I am trying to generate summaries using t5-small with a maximum target length of 30. My original inputs are german PDF invoices. I run OCR and concatenate the words to create input text. My outputs should be the invoice numbers. However even after 3 days on a V100 I get exactly 200 token long summaries (since epoch 1 or 2 out of 300) and garbage results. Summaries look like someone shuffled the original words a little but they do contain the invoice number somewhere near to the start.
What might cause it to stick to 200 generated tokens?
Hi @marton-avrios, have a look at this issue, this might be the reason. T5Tokenizer dosen’t add eos token at the end of text, for now we manually need to add <s> at the end of both source and target example
yes, seems probable. could you give me a very short example on how to do that? I tried to find something related in the doc but I only found information on how to do the most common things with the tokenizer. I suspect I should find out the id of the EOS and just append this integer to the end of the tokenized input for both source and target?

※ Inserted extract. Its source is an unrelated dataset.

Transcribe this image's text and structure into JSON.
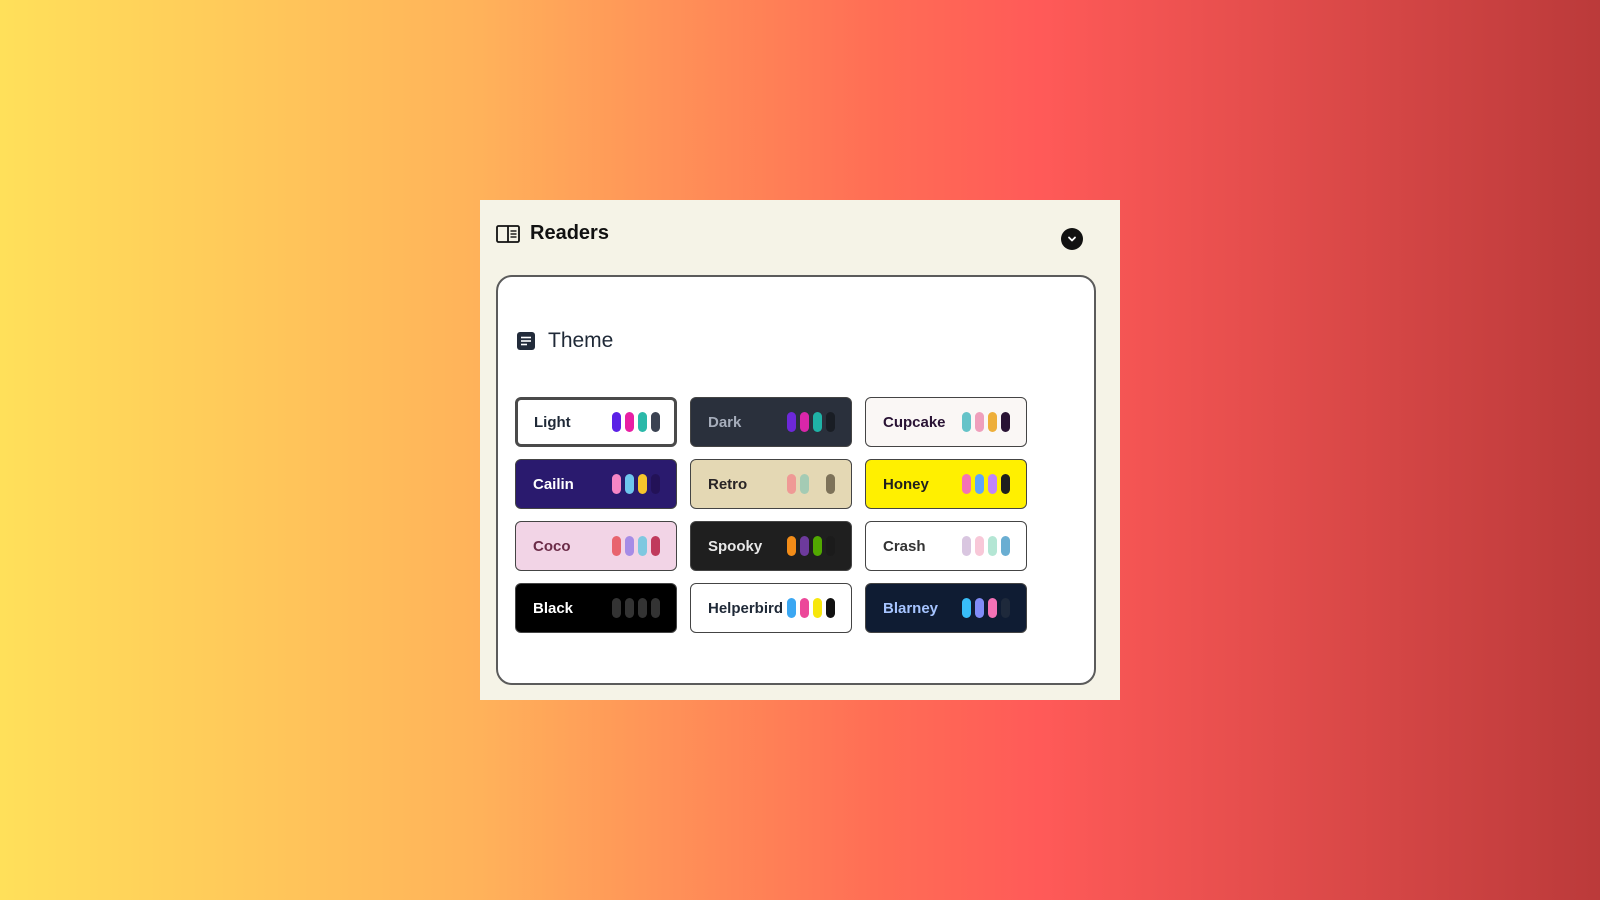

@marton-avrios, there was a trend within abstractive summarisation benchmarks which encouraged extractive like summaries i.e. generated summaries generated existing sentences -> and were therefore naturally longer.
As suggested by @valhalla, the Xsum task was explicitly created to encourage short abstractive summaries. Because you want a multilingual model, I suggest either first finetuning mBart or T5 on Xsum, and then try applying these models to your custom data.
I have my own corpus that I have made and that I am working with (10k observations) of small and moderate length documents. The summaries I have are very small, no greater than 18 words, the results are below.
## rouge1 rouge2 rougeL
## P 0.517 0.309 0.496
## R 0.537 0.321 0.514
## F 0.523 0.313 0.502
I am going to try the </s> as recommended above. I suppose I am doing something similar in that I:
I add add summarize to the main text: df['body'] = 'summarize: ' + df['body']
I add a pad token to the summary text first position: df['summary'] = df['summary'].apply(lambda x: '<pad>' + x)
I guess the question is though, do we need to do it anymore? This post suggests an update, but I am not sure if its in the nightly release yet.
This is weird, as I said previously in an issue, in my experiments not adding </s> gave really bad results. Maybe instead of adding it automatically, we can mention this in the doc explicitly that </s> is necessary when fine-tuning T5.